Kuasa Hukum Heran, Kasus Pelarangan Peliputan Wartawan saat Promo BTS Meal Mandek di Polres Depok

Reporter: REDAKSI Topik: Informasi Polisi, Jawa Barat
  • Bagikan
Kuasa Hukum Heran, Kasus Pelarangan Peliputan Wartawan Saat Promo Bts Meal Mandek Di Polres Depok

DEPOK, Liputan4.com | Laporan polisi atas kasus pelarangan dan penghinaan terhadap profesi wartawan dengan kata-kata kasar kepada wartawan Warta Kota bernama Vini Rizki Amelia saat meliput BTS Meal di restoran cepat saji McDonald’s di Jalan Margonda Raya Depok dianggap mandek.

Pasalnya hingga saat ini laporan polisi tak kunjung diproses sejak laporan kasus tersebut dibuat di Polres Metro Depok pada 9 Juni 2021.


“Permintaan kami terhadap pihak kepolisian adalah kasus ini segera dinaikkan ke tingkat penyelidikan, cari tersangkanya karena semua sudah jelas, bukti-buktinya sudah ada dan usut semua pihak yang terlibat,” ungkap kuasa hukum Viny yakni Boris Tampubolon dari DNT Lawyers saat konferensi pers di Kantor Persatuan Wartawan Indonesia (PWI) Depok, Kamis (2/9).

Menurut Boris jangan sampai kasus ini menjadi contoh buruk karena ada pihak yang sudah menghalang-halangi tugas dari seorang wartawan untuk meliput.

Jadi teman-teman bayangkan, teman-teman sedang meliput kemudian diusir-usir udah kayak apa aja dan terus udah nggak ada prosesnya,” sebut Boris.

Boris mengaku heran dengan pihak kepolisian mengapa laporan kasus ini tidak kunjung diproses ke tahap penyelidikan.

“Kami pun nggak tahu kendalanya gimana,” sebutnya.

Maka dari itu, lanjut Boris, pihaknya akan mengirim surat ke pihak Polres Metro Depok untuk meminta pemberitahuan perkembangan dari kasus ini.

“Jadi biar kita bisa tahu nih apa saja yang sudah dilakukan dan kalau pun ada kendalanya dimana? Biar bisa kita nilai apakah sudah baik penanganan kasusnya,” kata Boris.

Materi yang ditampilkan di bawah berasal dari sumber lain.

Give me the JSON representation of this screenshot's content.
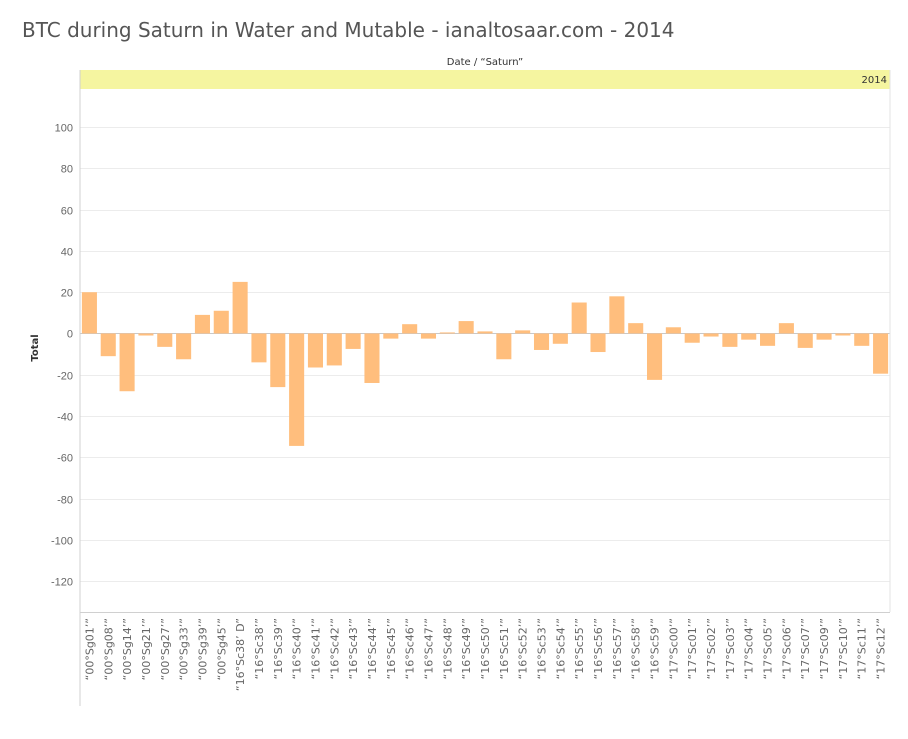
{
  "title": "BTC during Saturn in Water and Mutable - ianaltosaar.com - 2014",
  "colors": {
    "bar": "#ffbe7d",
    "header_band": "#f5f5a0",
    "grid": "#ececec",
    "zero_line": "#c8c8c8"
  },
  "chart_data": {
    "type": "bar",
    "header_title": "Date / “Saturn”",
    "header_value": "2014",
    "xlabel": "",
    "ylabel": "Total",
    "ylim": [
      -135,
      118
    ],
    "yticks": [
      100,
      80,
      60,
      40,
      20,
      0,
      -20,
      -40,
      -60,
      -80,
      -100,
      -120
    ],
    "grid": true,
    "categories": [
      "“00°Sg01’”",
      "“00°Sg08’”",
      "“00°Sg14’”",
      "“00°Sg21’”",
      "“00°Sg27’”",
      "“00°Sg33’”",
      "“00°Sg39’”",
      "“00°Sg45’”",
      "“16°Sc38’ D”",
      "“16°Sc38’”",
      "“16°Sc39’”",
      "“16°Sc40’”",
      "“16°Sc41’”",
      "“16°Sc42’”",
      "“16°Sc43’”",
      "“16°Sc44’”",
      "“16°Sc45’”",
      "“16°Sc46’”",
      "“16°Sc47’”",
      "“16°Sc48’”",
      "“16°Sc49’”",
      "“16°Sc50’”",
      "“16°Sc51’”",
      "“16°Sc52’”",
      "“16°Sc53’”",
      "“16°Sc54’”",
      "“16°Sc55’”",
      "“16°Sc56’”",
      "“16°Sc57’”",
      "“16°Sc58’”",
      "“16°Sc59’”",
      "“17°Sc00’”",
      "“17°Sc01’”",
      "“17°Sc02’”",
      "“17°Sc03’”",
      "“17°Sc04’”",
      "“17°Sc05’”",
      "“17°Sc06’”",
      "“17°Sc07’”",
      "“17°Sc09’”",
      "“17°Sc10’”",
      "“17°Sc11’”",
      "“17°Sc12’”"
    ],
    "values": [
      20,
      -11,
      -28,
      -1,
      -6.5,
      -12.5,
      9,
      11,
      25,
      -14,
      -26,
      -54.5,
      -16.5,
      -15.5,
      -7.5,
      -24,
      -2.5,
      4.5,
      -2.5,
      0.5,
      6,
      1,
      -12.5,
      1.5,
      -8,
      -5,
      15,
      -9,
      18,
      5,
      -22.5,
      3,
      -4.5,
      -1.5,
      -6.5,
      -3,
      -6,
      5,
      -7,
      -3,
      -1,
      -6,
      -19.5
    ]
  }
}
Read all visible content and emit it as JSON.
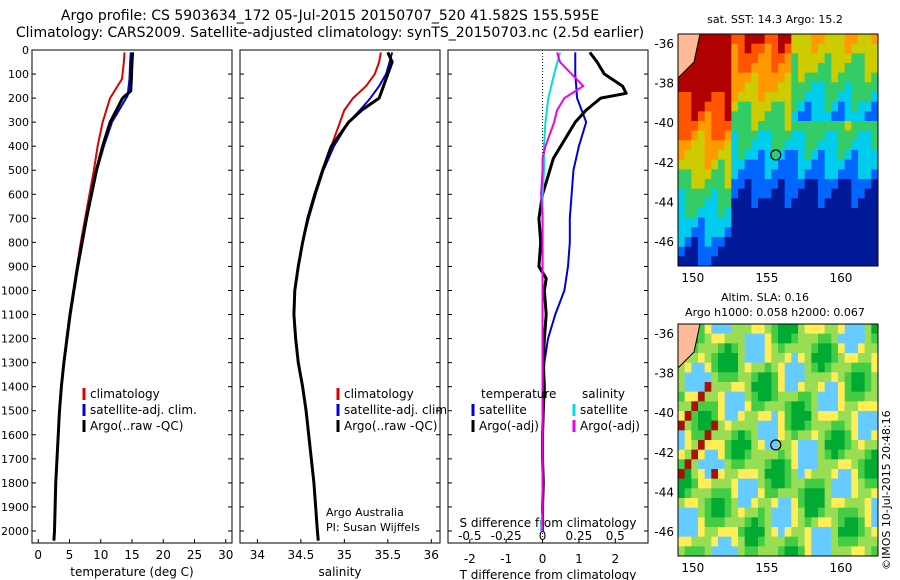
{
  "title_line1": "Argo profile: CS 5903634_172 05-Jul-2015 20150707_520 41.582S 155.595E",
  "title_line2": "Climatology: CARS2009. Satellite-adjusted climatology: synTS_20150703.nc (2.5d earlier)",
  "timestamp": "©IMOS 10-Jul-2015 20:48:16",
  "colors": {
    "climatology": "#dd0000",
    "satellite": "#0000dd",
    "argo": "#000000",
    "sal_sat": "#00dddd",
    "sal_argo": "#ee00ee"
  },
  "chart_data": [
    {
      "type": "line",
      "xlabel": "temperature (deg C)",
      "xlim": [
        -1,
        31
      ],
      "ylim": [
        0,
        2050
      ],
      "xticks": [
        0,
        5,
        10,
        15,
        20,
        25,
        30
      ],
      "yticks": [
        0,
        100,
        200,
        300,
        400,
        500,
        600,
        700,
        800,
        900,
        1000,
        1100,
        1200,
        1300,
        1400,
        1500,
        1600,
        1700,
        1800,
        1900,
        2000
      ],
      "legend": [
        "climatology",
        "satellite-adj. clim.",
        "Argo(..raw -QC)"
      ],
      "legend_position": "lower-center",
      "series": [
        {
          "name": "climatology",
          "depth": [
            10,
            50,
            120,
            200,
            300,
            400,
            500,
            600,
            700,
            800,
            900,
            1000,
            1100,
            1200,
            1300,
            1400,
            1500,
            1600,
            1700,
            1800,
            1900,
            2000,
            2040
          ],
          "values": [
            13.8,
            13.7,
            13.4,
            11.5,
            10.3,
            9.5,
            8.9,
            8.2,
            7.5,
            6.8,
            6.2,
            5.6,
            5.0,
            4.5,
            4.1,
            3.7,
            3.4,
            3.2,
            3.0,
            2.8,
            2.7,
            2.6,
            2.5
          ]
        },
        {
          "name": "satellite-adj. clim.",
          "depth": [
            10,
            50,
            120,
            190,
            300,
            400,
            500,
            600,
            700,
            800,
            900,
            1000,
            1100,
            1200,
            1300,
            1400,
            1500,
            1600,
            1700,
            1800,
            1900,
            2000,
            2040
          ],
          "values": [
            14.8,
            14.7,
            14.6,
            14.3,
            11.8,
            10.5,
            9.4,
            8.6,
            7.8,
            7.1,
            6.4,
            5.7,
            5.1,
            4.6,
            4.1,
            3.7,
            3.4,
            3.2,
            3.0,
            2.8,
            2.7,
            2.6,
            2.5
          ]
        },
        {
          "name": "Argo(..raw -QC)",
          "depth": [
            10,
            50,
            120,
            170,
            200,
            300,
            400,
            500,
            600,
            700,
            800,
            900,
            1000,
            1100,
            1200,
            1300,
            1400,
            1500,
            1600,
            1700,
            1800,
            1900,
            2000,
            2040
          ],
          "values": [
            15.1,
            15.0,
            14.9,
            14.8,
            13.5,
            11.5,
            10.3,
            9.3,
            8.5,
            7.7,
            7.0,
            6.3,
            5.7,
            5.1,
            4.6,
            4.1,
            3.7,
            3.4,
            3.2,
            3.0,
            2.8,
            2.7,
            2.6,
            2.5
          ]
        }
      ]
    },
    {
      "type": "line",
      "xlabel": "salinity",
      "xlim": [
        33.8,
        36.1
      ],
      "ylim": [
        0,
        2050
      ],
      "xticks": [
        34,
        34.5,
        35,
        35.5,
        36
      ],
      "legend": [
        "climatology",
        "satellite-adj. clim.",
        "Argo(..raw -QC)"
      ],
      "legend_position": "lower-right",
      "annotation": [
        "Argo Australia",
        "PI: Susan Wijffels"
      ],
      "series": [
        {
          "name": "climatology",
          "depth": [
            10,
            50,
            100,
            150,
            200,
            250,
            300,
            400,
            500,
            600,
            700,
            800,
            900,
            1000,
            1100,
            1200,
            1300,
            1400,
            1500,
            1600,
            1700,
            1800,
            1900,
            2000,
            2040
          ],
          "values": [
            35.42,
            35.4,
            35.35,
            35.25,
            35.1,
            35.0,
            34.95,
            34.85,
            34.75,
            34.66,
            34.58,
            34.52,
            34.47,
            34.43,
            34.42,
            34.44,
            34.47,
            34.52,
            34.56,
            34.59,
            34.62,
            34.65,
            34.67,
            34.69,
            34.7
          ]
        },
        {
          "name": "satellite-adj. clim.",
          "depth": [
            10,
            50,
            100,
            150,
            200,
            250,
            300,
            400,
            500,
            600,
            700,
            800,
            900,
            1000,
            1100,
            1200,
            1300,
            1400,
            1500,
            1600,
            1700,
            1800,
            1900,
            2000,
            2040
          ],
          "values": [
            35.55,
            35.52,
            35.48,
            35.4,
            35.3,
            35.18,
            35.05,
            34.88,
            34.76,
            34.67,
            34.59,
            34.52,
            34.47,
            34.43,
            34.42,
            34.44,
            34.47,
            34.52,
            34.56,
            34.59,
            34.62,
            34.65,
            34.67,
            34.69,
            34.7
          ]
        },
        {
          "name": "Argo(..raw -QC)",
          "depth": [
            10,
            50,
            100,
            150,
            200,
            250,
            300,
            400,
            500,
            600,
            700,
            800,
            900,
            1000,
            1100,
            1200,
            1300,
            1400,
            1500,
            1600,
            1700,
            1800,
            1900,
            2000,
            2040
          ],
          "values": [
            35.5,
            35.55,
            35.5,
            35.45,
            35.4,
            35.2,
            35.05,
            34.85,
            34.75,
            34.66,
            34.58,
            34.52,
            34.47,
            34.43,
            34.42,
            34.44,
            34.47,
            34.52,
            34.56,
            34.59,
            34.62,
            34.65,
            34.67,
            34.69,
            34.7
          ]
        }
      ]
    },
    {
      "type": "line",
      "xlabel": "T difference from climatology",
      "x2label": "S difference from climatology",
      "xlim": [
        -2.6,
        2.9
      ],
      "ylim": [
        0,
        2050
      ],
      "xticks": [
        -2,
        -1,
        0,
        1,
        2
      ],
      "x2ticks": [
        "-0.5",
        "-0.25",
        "0",
        "0.25",
        "0.5"
      ],
      "legend_temperature": [
        "temperature",
        "satellite",
        "Argo(-adj)"
      ],
      "legend_salinity": [
        "salinity",
        "satellite",
        "Argo(-adj)"
      ],
      "series": [
        {
          "name": "T satellite",
          "depth": [
            10,
            100,
            200,
            300,
            400,
            500,
            600,
            700,
            800,
            900,
            1000,
            1100,
            1200,
            1300,
            1400,
            1500,
            1600,
            1700,
            1800,
            1900,
            2000
          ],
          "values": [
            0.9,
            0.9,
            0.95,
            1.2,
            1.0,
            0.85,
            0.8,
            0.75,
            0.75,
            0.7,
            0.6,
            0.35,
            0.15,
            0.05,
            0.02,
            0.0,
            0.0,
            0.0,
            0.0,
            0.0,
            0.0
          ]
        },
        {
          "name": "T Argo(-adj)",
          "depth": [
            10,
            50,
            100,
            150,
            180,
            200,
            250,
            300,
            350,
            400,
            450,
            500,
            550,
            600,
            700,
            800,
            900,
            950,
            1000,
            1100,
            1200,
            1300,
            1400,
            1500,
            1600,
            1700,
            1800,
            1900,
            2000
          ],
          "values": [
            1.3,
            1.5,
            1.7,
            2.2,
            2.3,
            1.6,
            1.2,
            0.9,
            0.7,
            0.5,
            0.3,
            0.2,
            0.1,
            0.0,
            -0.1,
            -0.05,
            -0.1,
            0.1,
            0.05,
            0.1,
            0.05,
            0.02,
            0.05,
            0.02,
            0.0,
            0.0,
            0.02,
            0.0,
            0.0
          ]
        },
        {
          "name": "S satellite",
          "depth": [
            10,
            100,
            200,
            300,
            400,
            500,
            600,
            700,
            800,
            900,
            1000,
            1100,
            1200,
            1300,
            1400,
            1500,
            1600,
            1700,
            1800,
            1900,
            2000
          ],
          "values": [
            0.12,
            0.08,
            0.04,
            0.02,
            0.01,
            0.01,
            0.0,
            0.0,
            0.0,
            0.0,
            0.0,
            0.0,
            0.0,
            0.0,
            0.0,
            0.0,
            0.0,
            0.0,
            0.0,
            0.0,
            -0.01
          ]
        },
        {
          "name": "S Argo(-adj)",
          "depth": [
            10,
            50,
            100,
            150,
            200,
            250,
            300,
            350,
            400,
            450,
            500,
            600,
            700,
            800,
            900,
            1000,
            1200,
            1400,
            1600,
            1800,
            2000
          ],
          "values": [
            0.1,
            0.12,
            0.2,
            0.28,
            0.15,
            0.1,
            0.08,
            0.05,
            0.02,
            0.0,
            0.0,
            -0.01,
            0.0,
            0.0,
            0.0,
            0.0,
            0.0,
            0.0,
            0.0,
            0.0,
            0.0
          ]
        }
      ]
    },
    {
      "type": "heatmap",
      "title": "sat. SST: 14.3 Argo: 15.2",
      "xlim": [
        149,
        162.5
      ],
      "ylim": [
        -47.2,
        -35.5
      ],
      "xticks": [
        150,
        155,
        160
      ],
      "yticks": [
        -36,
        -38,
        -40,
        -42,
        -44,
        -46
      ],
      "marker": {
        "lon": 155.6,
        "lat": -41.6
      }
    },
    {
      "type": "heatmap",
      "title": "Altim. SLA: 0.16",
      "subtitle": "Argo h1000: 0.058 h2000: 0.067",
      "xlim": [
        149,
        162.5
      ],
      "ylim": [
        -47.2,
        -35.5
      ],
      "xticks": [
        150,
        155,
        160
      ],
      "yticks": [
        -36,
        -38,
        -40,
        -42,
        -44,
        -46
      ],
      "marker": {
        "lon": 155.6,
        "lat": -41.6
      }
    }
  ]
}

Ia menambahkan, bahwa pihak kuasa hukum siap melengkapi bukti-bukti dan saksi jika diperlukan oleh pihak kepolisian.

“Kalau pun masih ada yang kurang kita siap kok buat lengkapi, semua saksi dan bukti kita punya,” ujarnya.

Menurut Boris, bahwa perkara ini sebenarnya sederhana, sehingga perkara ini seharusnya bisa diproses dengan cepat.

“Ini kan simpel nih perkara, coment sense aja lah sebenarnya, kapan pun kita dipanggil kita siap, bukti-bukti juga sudah kita kasih, ini kan tinggal ada yang ngelarang dan siapa (yang ngelarang) udah itu aja,” sebutnya.

Ketua Persatuan Wartawan Indonesia (PWI) Kota Depok Rusdy Rusdy Nurdiansyah mengatakan bahwa kelanjutan dari proses hukum dari kasus ini harus didukung penuh untuk kebebasan pers yang sudah didengungkan sejak tahun 1999 dalam UU Pers Nomor 40 Tahun 1999 Pasal 4 jelas sekali menyatakan ada pidana bagi siapapun juga yang menghalangi-halangi tugas jurnalistik.

Rusdy menyebutkan, bahwa dalam poin-poin UU Pers menyatakan bahwa tidak perlu seorang wartawan meminta izin peliputan selama berada di area publik.

Menurut saya McDonald’s adalah ruang publik. Vini sudah benar meliput di luar, bahkan di dalam McDonald’s pun adalah tempat untuk publik, jadi bukan minta izin, tapi pemberitahuan bahwa wartawan memberitahukan akan meliput, dengan menunjukkan tanda pengenal,” ujar Rusdy.

Rusdy menambahkan, bahwa pihak pengelola area publik tidak berhak melarang wartawan meliput tapi cukup mendampingi jika pengelola menginginkan.

“Untuk itu, dalam kasus terhadap Vini, PWI Kota Depok mengecam keras apa yang dilakukan oleh manajemen McDonald’s Margonda yang telah menghalang-halangi tugas jurnalistik dan melecehkan profesi wartawan dengan kata-kata kasar,” sebutnya.